I had a problem launching a docker container on a Synology NAS that was attached to another container via docker-compose like this:
...
---
version: "3"
services:
gluetun:
image: qmcgaw/gluetun
container_name: gluetun
...
qbittorrent:
image: lscr.io/linuxserver/qbittorrent:latest
container_name: qbittorrent
# Connect the service to gluetun
network_mode: "service:gluetun"
...
The docker used by Synology is different or not up to date and apparently does not appreciate that a container is attached to another container with network_mode, the Synology docker considers that the container is not attached to any network and therefore can not launch the container. However in command line it works very well so I wanted to make a script to launch it automatically at the startup of my NAS by a scheduled task.
note : I creat my docker compose with portainer
2 : The until loop does not work even with all the different ways of writing the condition.

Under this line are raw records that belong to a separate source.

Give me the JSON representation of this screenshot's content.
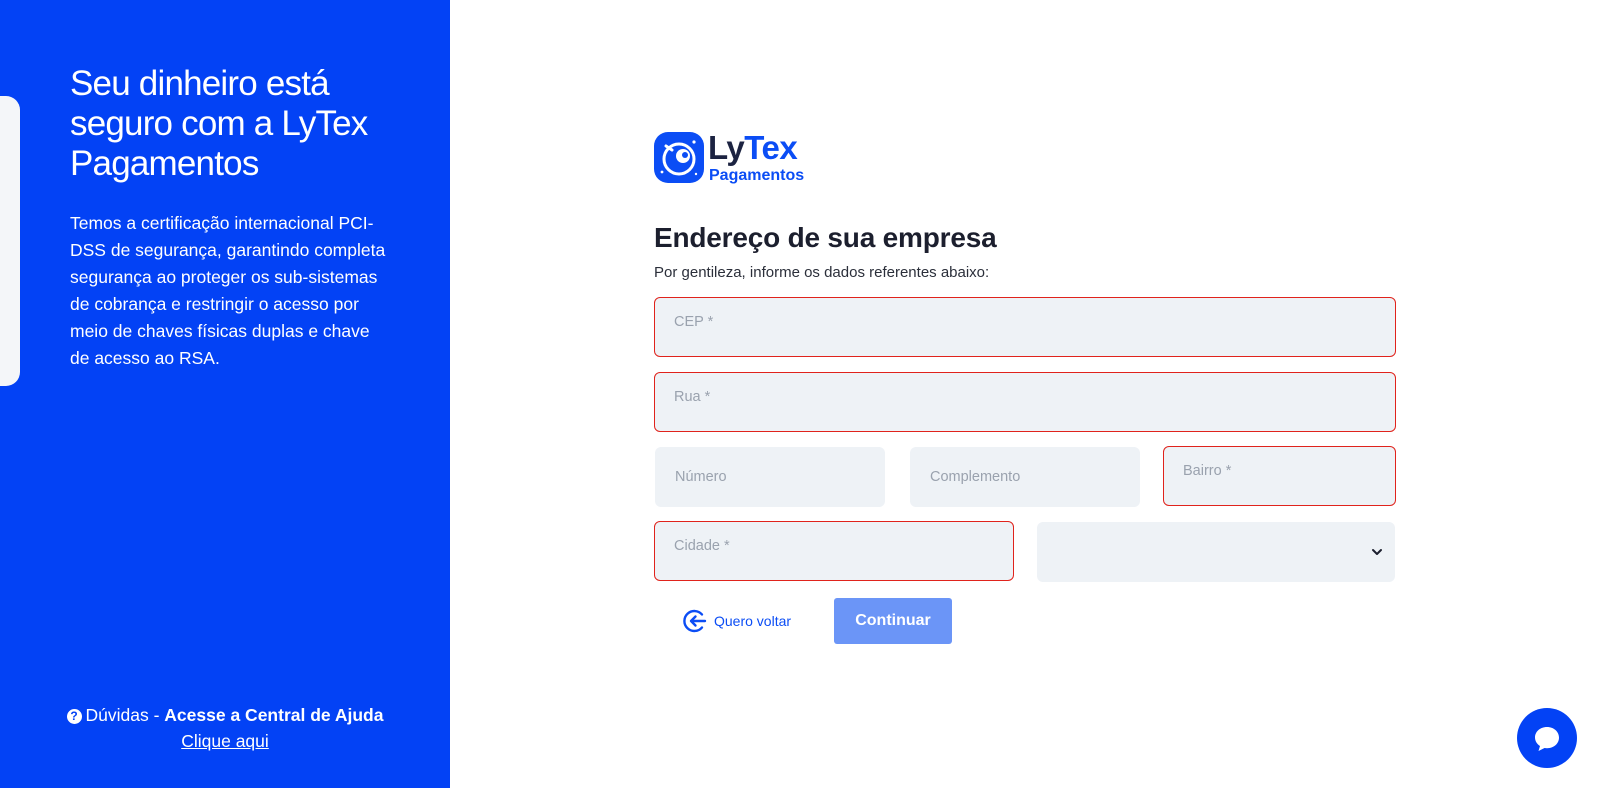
{
  "left_panel": {
    "heading": "Seu dinheiro está seguro com a LyTex Pagamentos",
    "description": "Temos a certificação internacional PCI-DSS de segurança, garantindo completa segurança ao proteger os sub-sistemas de cobrança e restringir o acesso por meio de chaves físicas duplas e chave de acesso ao RSA.",
    "help": {
      "icon": "question-circle-icon",
      "prefix": "Dúvidas - ",
      "emphasis": "Acesse a Central de Ajuda",
      "link_label": "Clique aqui"
    }
  },
  "logo": {
    "word_part1": "Ly",
    "word_part2": "Tex",
    "subtitle": "Pagamentos",
    "icon": "astronaut-icon"
  },
  "form": {
    "title": "Endereço de sua empresa",
    "subtitle": "Por gentileza, informe os dados referentes abaixo:",
    "fields": {
      "cep": {
        "placeholder": "CEP *",
        "value": ""
      },
      "rua": {
        "placeholder": "Rua *",
        "value": ""
      },
      "numero": {
        "placeholder": "Número",
        "value": ""
      },
      "complemento": {
        "placeholder": "Complemento",
        "value": ""
      },
      "bairro": {
        "placeholder": "Bairro *",
        "value": ""
      },
      "cidade": {
        "placeholder": "Cidade *",
        "value": ""
      },
      "estado": {
        "value": ""
      }
    },
    "back_label": "Quero voltar",
    "continue_label": "Continuar"
  },
  "chat": {
    "icon": "chat-bubble-icon"
  },
  "colors": {
    "brand_blue": "#0342f5",
    "error_red": "#e0231c",
    "input_bg": "#eef2f6",
    "button_disabled": "#6b95f7"
  }
}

If like me on your Synology NAS you did not manage to make the until loop work as described superhero : here you will have to go through the while loop.

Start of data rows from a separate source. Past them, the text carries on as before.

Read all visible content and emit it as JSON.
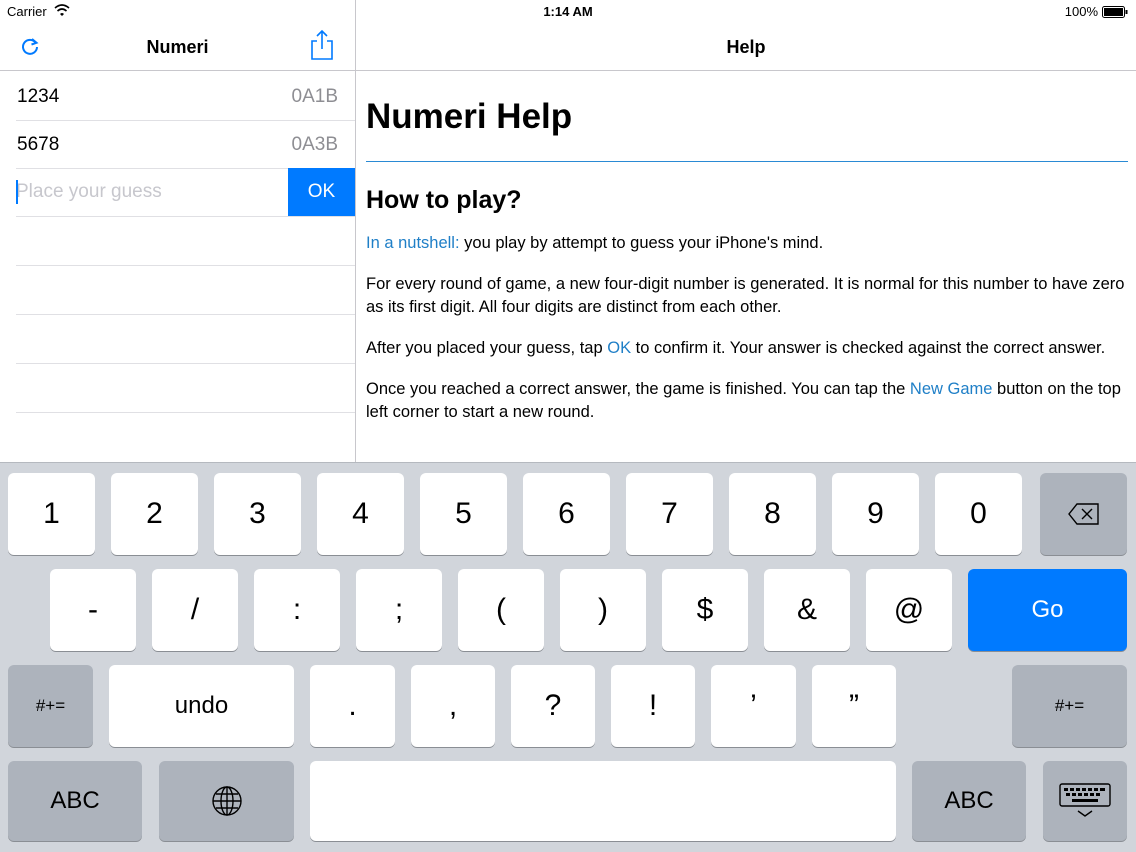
{
  "status_bar": {
    "carrier": "Carrier",
    "time": "1:14 AM",
    "battery": "100%"
  },
  "master": {
    "title": "Numeri",
    "guesses": [
      {
        "guess": "1234",
        "result": "0A1B"
      },
      {
        "guess": "5678",
        "result": "0A3B"
      }
    ],
    "input_placeholder": "Place your guess",
    "ok_label": "OK"
  },
  "detail": {
    "title": "Help",
    "heading": "Numeri Help",
    "subheading": "How to play?",
    "p1_link": "In a nutshell:",
    "p1_text": " you play by attempt to guess your iPhone's mind.",
    "p2_text": "For every round of game, a new four-digit number is generated. It is normal for this number to have zero as its first digit. All four digits are distinct from each other.",
    "p3_pre": "After you placed your guess, tap ",
    "p3_link": "OK",
    "p3_post": " to confirm it. Your answer is checked against the correct answer.",
    "p4_pre": "Once you reached a correct answer, the game is finished. You can tap the ",
    "p4_link": "New Game",
    "p4_post": " button on the top left corner to start a new round."
  },
  "keyboard": {
    "row1": [
      "1",
      "2",
      "3",
      "4",
      "5",
      "6",
      "7",
      "8",
      "9",
      "0"
    ],
    "row2": [
      "-",
      "/",
      ":",
      ";",
      "(",
      ")",
      "$",
      "&",
      "@"
    ],
    "go": "Go",
    "shift_sym": "#+=",
    "undo": "undo",
    "row3": [
      ".",
      ",",
      "?",
      "!",
      "’",
      "”"
    ],
    "abc": "ABC",
    "icons": [
      "backspace-icon",
      "globe-icon",
      "keyboard-dismiss-icon"
    ]
  },
  "colors": {
    "accent": "#007aff",
    "link": "#1f7fc7",
    "keyboard_bg": "#d1d5db"
  }
}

however with the -x argument of bash to debug my code the String comparison was well done:
output line (same with all ways of describing the expression):
...
+ [' false = true ']'
...
No matter what the result, nothing worked, I checked every time and there was always a moment when it did not work as I wanted.

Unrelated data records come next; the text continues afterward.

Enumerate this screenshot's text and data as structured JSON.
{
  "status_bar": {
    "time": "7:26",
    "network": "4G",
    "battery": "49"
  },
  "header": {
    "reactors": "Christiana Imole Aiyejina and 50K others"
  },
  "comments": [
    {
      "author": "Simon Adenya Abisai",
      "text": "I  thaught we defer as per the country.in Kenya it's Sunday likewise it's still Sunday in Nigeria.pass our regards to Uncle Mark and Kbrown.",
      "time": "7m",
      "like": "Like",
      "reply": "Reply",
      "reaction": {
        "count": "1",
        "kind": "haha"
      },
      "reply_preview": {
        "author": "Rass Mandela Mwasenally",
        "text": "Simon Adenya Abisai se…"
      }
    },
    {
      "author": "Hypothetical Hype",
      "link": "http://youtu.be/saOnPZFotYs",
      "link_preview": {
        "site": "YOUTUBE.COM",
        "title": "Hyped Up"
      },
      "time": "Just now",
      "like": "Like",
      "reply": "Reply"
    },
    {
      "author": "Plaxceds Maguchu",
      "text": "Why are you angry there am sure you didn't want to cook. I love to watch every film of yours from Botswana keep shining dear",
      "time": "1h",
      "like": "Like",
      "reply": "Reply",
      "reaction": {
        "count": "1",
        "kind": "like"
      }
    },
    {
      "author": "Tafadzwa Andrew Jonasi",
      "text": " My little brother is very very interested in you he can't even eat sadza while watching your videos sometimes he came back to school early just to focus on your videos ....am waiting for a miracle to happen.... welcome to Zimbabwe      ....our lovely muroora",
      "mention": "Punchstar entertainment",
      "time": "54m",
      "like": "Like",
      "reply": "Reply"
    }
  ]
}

4: THE SOLUTION FOR SYNOLOGY
Environment
DSM : 7.1.1
bash : 4.4.23
docker : 20.10.3
After finding the right syntax, we had to solve another following problem:
The docker container status check can only work if the synology docker package is running.
so i used synopkg with is_onoff, is_active doesn't work and status was giving too much string. so my solution gave this :
#!/bin/bash
while [ "$(synopkg is_onoff Docker)" != "package Docker is turned on" ]; do
sleep 0.1;
done;
echo "Docker package is running..."
echo ""
while [ "$(docker inspect -f {{.State.Running}} gluetun)" = "false" ]; do
sleep 0.1;
done;
echo "gluetun is running..."
echo ""
if [ "$(docker ps -a -f status=exited -f name=qbittorrent --format '{{.Names}}')" ]; then
echo "Qbittorrent is not running I try to start this container"
docker start qbittorrent
else
echo "Qbittorrent docker is already started"
fi
So I was able to do a scheduled task with the root user at Boot-Up in the DSM configurations and it worked fine after a reboot, without checking the Synology Docker package launch status with synopkg it did not work.
NOTE
I think the version of Bash in DSM doesn't like the until loop or it is misinterpreted. Maybe this solution can work with systems where bash is in an older version and for X reasons you can't update it or you don't want to update the binaries of Bash to avoid breaking your system.